Example: Electronic Arts released Battlefield 2142, but didn't think it'd be a good idea to publicly mention the "tracking software" included in the software. Instead, they slipped a short note into the box explaining that when you play BF 2142, software within the game will scan your computer for your internet browsing habits in order to provide you with better-targeted in-game ads. A few years ago, players concerned by such a tactic wouldn't have had an outlet to alert the world en masse. But nowadays, sites like Digg and Shacknews mean the message can reach a massive audience within minutes of you getting home and being horrified. With photographic proof.

If anything, blogs already exert more influence over the buying habits of gamers than the printed press, particularly the professional ones such as Joystiq, Demonoid et al. In the U.K., Official PlayStation 2 sells around 100,000 copies per month, and GamesMaster sells around 50,000. Kotaku records around 85,000 visits per day, has a constant online archive of its content being picked up by search engines and has the ability to revise its position on anything at a moment's notice.
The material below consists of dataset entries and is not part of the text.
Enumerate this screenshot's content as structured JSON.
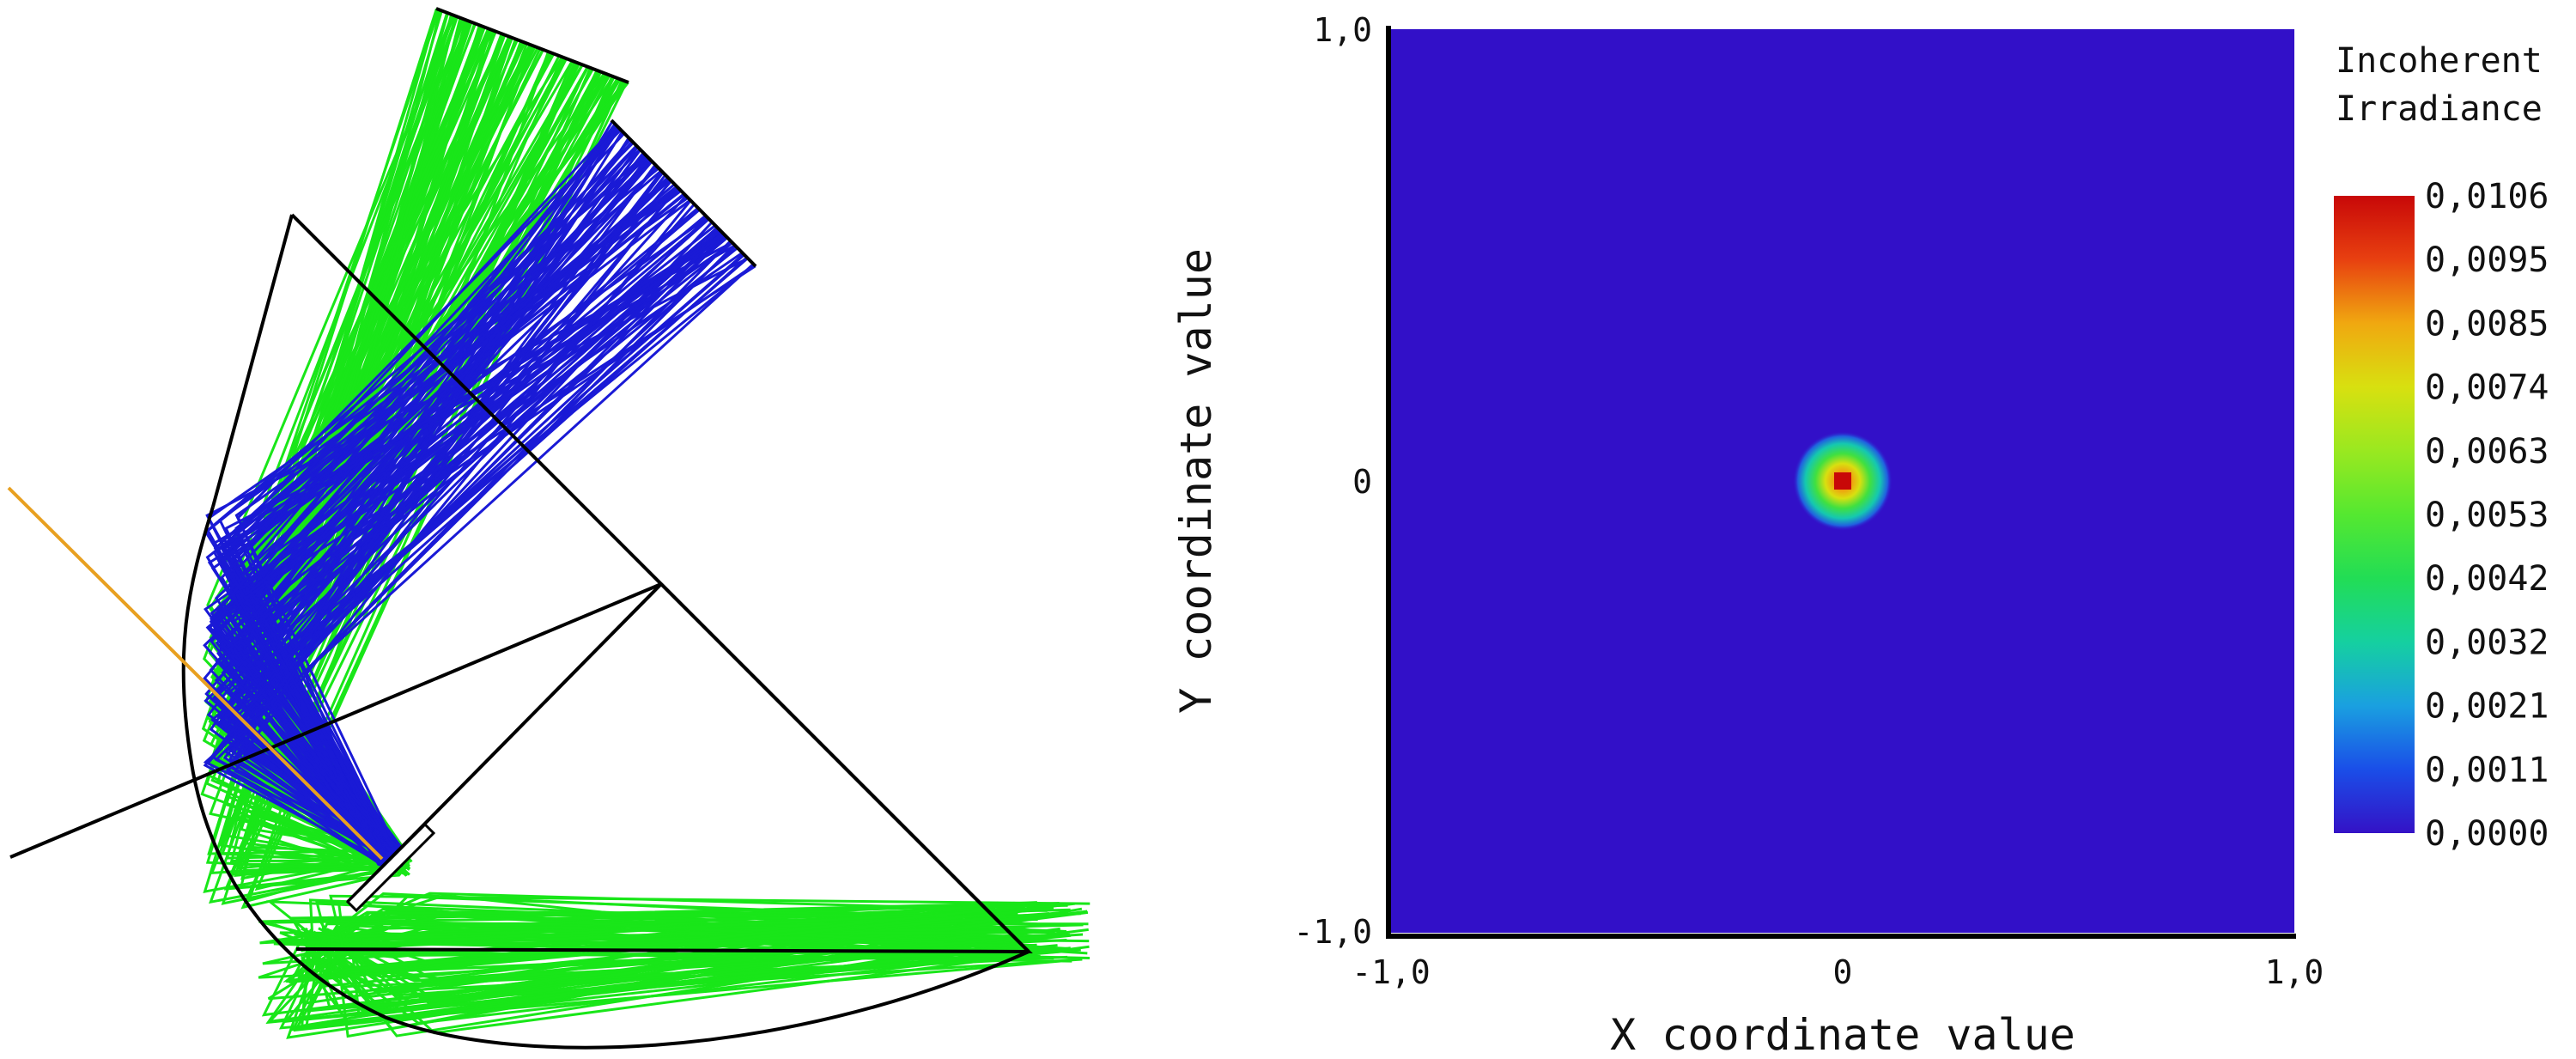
{
  "colors": {
    "ray_green": "#19e619",
    "ray_blue": "#1a1ad6",
    "axis_orange": "#e8a020",
    "outline": "#000000",
    "heatmap_background": "#3210c8"
  },
  "chart_data": {
    "type": "heatmap",
    "xlabel": "X coordinate value",
    "ylabel": "Y coordinate value",
    "xlim": [
      -1.0,
      1.0
    ],
    "ylim": [
      -1.0,
      1.0
    ],
    "x_ticks": [
      "-1,0",
      "0",
      "1,0"
    ],
    "y_ticks": [
      "1,0",
      "0",
      "-1,0"
    ],
    "spot": {
      "x": 0.0,
      "y": 0.0,
      "peak": 0.0106,
      "sigma": 0.055
    },
    "colorbar": {
      "title_lines": [
        "Incoherent",
        "Irradiance"
      ],
      "min": 0.0,
      "max": 0.0106,
      "tick_labels": [
        "0,0106",
        "0,0095",
        "0,0085",
        "0,0074",
        "0,0063",
        "0,0053",
        "0,0042",
        "0,0032",
        "0,0021",
        "0,0011",
        "0,0000"
      ]
    },
    "grid": false
  }
}
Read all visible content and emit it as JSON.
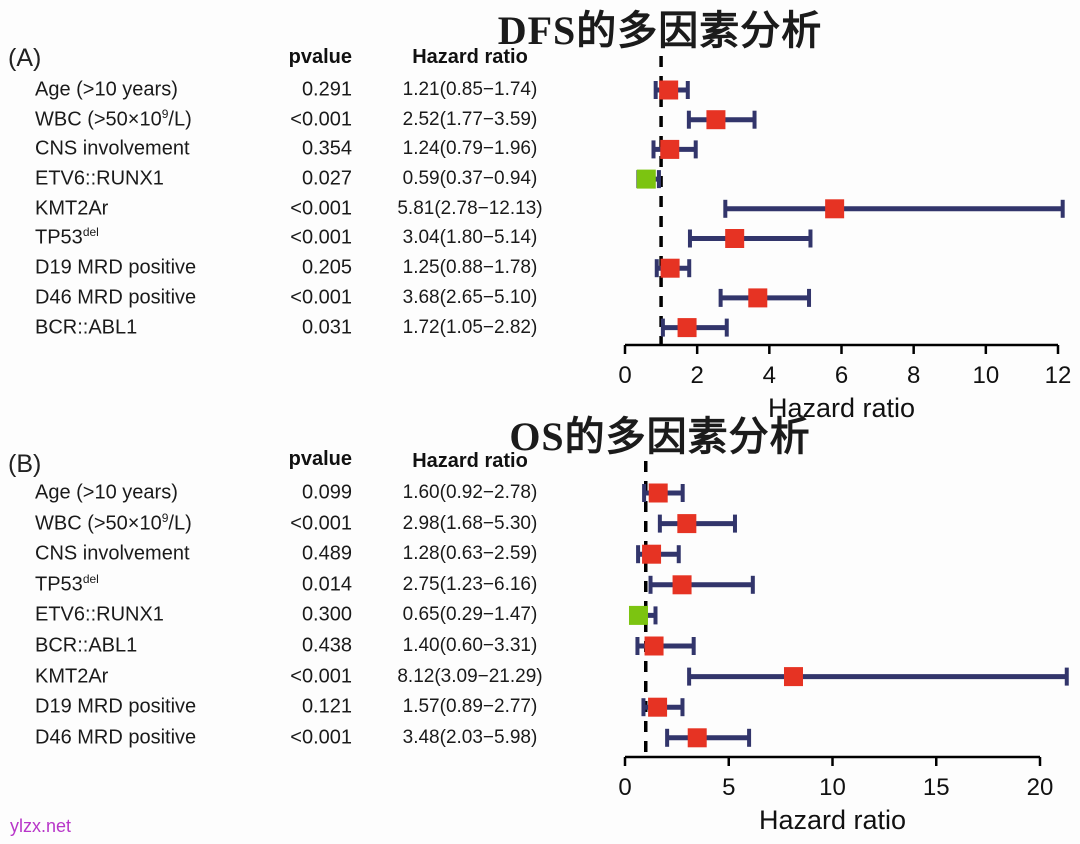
{
  "figure": {
    "watermark": "ylzx.net"
  },
  "colors": {
    "marker_red": "#e63323",
    "marker_green": "#7cc411",
    "whisker": "#32356b",
    "axis": "#000000",
    "text": "#111111",
    "watermark": "#b836c9"
  },
  "chart_data": [
    {
      "type": "scatter",
      "subtype": "forest-plot",
      "panel_label": "(A)",
      "title": "DFS的多因素分析",
      "columns": {
        "pvalue": "pvalue",
        "hazard_ratio": "Hazard ratio"
      },
      "xlabel": "Hazard ratio",
      "xlim": [
        0,
        12.2
      ],
      "xticks": [
        0,
        2,
        4,
        6,
        8,
        10,
        12
      ],
      "ref_line": 1,
      "legend": "none",
      "grid": false,
      "rows": [
        {
          "label": "Age (>10 years)",
          "label_sup": "",
          "label_after": "",
          "pvalue": "0.291",
          "hr_text": "1.21(0.85−1.74)",
          "hr": 1.21,
          "ci_low": 0.85,
          "ci_high": 1.74,
          "marker": "red"
        },
        {
          "label": "WBC (>50×10",
          "label_sup": "9",
          "label_after": "/L)",
          "pvalue": "<0.001",
          "hr_text": "2.52(1.77−3.59)",
          "hr": 2.52,
          "ci_low": 1.77,
          "ci_high": 3.59,
          "marker": "red"
        },
        {
          "label": "CNS involvement",
          "label_sup": "",
          "label_after": "",
          "pvalue": "0.354",
          "hr_text": "1.24(0.79−1.96)",
          "hr": 1.24,
          "ci_low": 0.79,
          "ci_high": 1.96,
          "marker": "red"
        },
        {
          "label": "ETV6::RUNX1",
          "label_sup": "",
          "label_after": "",
          "pvalue": "0.027",
          "hr_text": "0.59(0.37−0.94)",
          "hr": 0.59,
          "ci_low": 0.37,
          "ci_high": 0.94,
          "marker": "green"
        },
        {
          "label": "KMT2Ar",
          "label_sup": "",
          "label_after": "",
          "pvalue": "<0.001",
          "hr_text": "5.81(2.78−12.13)",
          "hr": 5.81,
          "ci_low": 2.78,
          "ci_high": 12.13,
          "marker": "red"
        },
        {
          "label": "TP53",
          "label_sup": "del",
          "label_after": "",
          "pvalue": "<0.001",
          "hr_text": "3.04(1.80−5.14)",
          "hr": 3.04,
          "ci_low": 1.8,
          "ci_high": 5.14,
          "marker": "red"
        },
        {
          "label": "D19 MRD positive",
          "label_sup": "",
          "label_after": "",
          "pvalue": "0.205",
          "hr_text": "1.25(0.88−1.78)",
          "hr": 1.25,
          "ci_low": 0.88,
          "ci_high": 1.78,
          "marker": "red"
        },
        {
          "label": "D46 MRD positive",
          "label_sup": "",
          "label_after": "",
          "pvalue": "<0.001",
          "hr_text": "3.68(2.65−5.10)",
          "hr": 3.68,
          "ci_low": 2.65,
          "ci_high": 5.1,
          "marker": "red"
        },
        {
          "label": "BCR::ABL1",
          "label_sup": "",
          "label_after": "",
          "pvalue": "0.031",
          "hr_text": "1.72(1.05−2.82)",
          "hr": 1.72,
          "ci_low": 1.05,
          "ci_high": 2.82,
          "marker": "red"
        }
      ]
    },
    {
      "type": "scatter",
      "subtype": "forest-plot",
      "panel_label": "(B)",
      "title": "OS的多因素分析",
      "columns": {
        "pvalue": "pvalue",
        "hazard_ratio": "Hazard ratio"
      },
      "xlabel": "Hazard ratio",
      "xlim": [
        0,
        21.4
      ],
      "xticks": [
        0,
        5,
        10,
        15,
        20
      ],
      "ref_line": 1,
      "legend": "none",
      "grid": false,
      "rows": [
        {
          "label": "Age (>10 years)",
          "label_sup": "",
          "label_after": "",
          "pvalue": "0.099",
          "hr_text": "1.60(0.92−2.78)",
          "hr": 1.6,
          "ci_low": 0.92,
          "ci_high": 2.78,
          "marker": "red"
        },
        {
          "label": "WBC (>50×10",
          "label_sup": "9",
          "label_after": "/L)",
          "pvalue": "<0.001",
          "hr_text": "2.98(1.68−5.30)",
          "hr": 2.98,
          "ci_low": 1.68,
          "ci_high": 5.3,
          "marker": "red"
        },
        {
          "label": "CNS involvement",
          "label_sup": "",
          "label_after": "",
          "pvalue": "0.489",
          "hr_text": "1.28(0.63−2.59)",
          "hr": 1.28,
          "ci_low": 0.63,
          "ci_high": 2.59,
          "marker": "red"
        },
        {
          "label": "TP53",
          "label_sup": "del",
          "label_after": "",
          "pvalue": "0.014",
          "hr_text": "2.75(1.23−6.16)",
          "hr": 2.75,
          "ci_low": 1.23,
          "ci_high": 6.16,
          "marker": "red"
        },
        {
          "label": "ETV6::RUNX1",
          "label_sup": "",
          "label_after": "",
          "pvalue": "0.300",
          "hr_text": "0.65(0.29−1.47)",
          "hr": 0.65,
          "ci_low": 0.29,
          "ci_high": 1.47,
          "marker": "green"
        },
        {
          "label": "BCR::ABL1",
          "label_sup": "",
          "label_after": "",
          "pvalue": "0.438",
          "hr_text": "1.40(0.60−3.31)",
          "hr": 1.4,
          "ci_low": 0.6,
          "ci_high": 3.31,
          "marker": "red"
        },
        {
          "label": "KMT2Ar",
          "label_sup": "",
          "label_after": "",
          "pvalue": "<0.001",
          "hr_text": "8.12(3.09−21.29)",
          "hr": 8.12,
          "ci_low": 3.09,
          "ci_high": 21.29,
          "marker": "red"
        },
        {
          "label": "D19 MRD positive",
          "label_sup": "",
          "label_after": "",
          "pvalue": "0.121",
          "hr_text": "1.57(0.89−2.77)",
          "hr": 1.57,
          "ci_low": 0.89,
          "ci_high": 2.77,
          "marker": "red"
        },
        {
          "label": "D46 MRD positive",
          "label_sup": "",
          "label_after": "",
          "pvalue": "<0.001",
          "hr_text": "3.48(2.03−5.98)",
          "hr": 3.48,
          "ci_low": 2.03,
          "ci_high": 5.98,
          "marker": "red"
        }
      ]
    }
  ]
}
Given enough time, it's entirely possible for me to build a connection with any author. I can compare his opinions with mine, hear his views on issues I care about and discover if we have the same favorite games. With blogs, this intangible rapport can be built in weeks, or even days. With printed media, it takes months for this to happen, if it happens at all. Add in the fact that readers' comments appear alongside official views, and it's clear that the printed press simply cannot compete.

The lack of "commercially aware" control mechanisms, a pure focus on gamer culture and an acute awareness of what matters now mean these unique voices among the media can instantly spread whatever word they want. It's enough to make you wonder if we even need print magazines to change. Maybe blogs are the future of all media.

They keep us abreast of upcoming games and the teams that are developing them, the latest industry rumors, conversations with Important People, rediscoveries from the past, web-based memes, and the general reaction to the latest releases; all on a minute-to-minute bases. With such unique abilities, should the focus really be on destroying the corrupt power of another institution? Why not learn from the old medium to refine the new?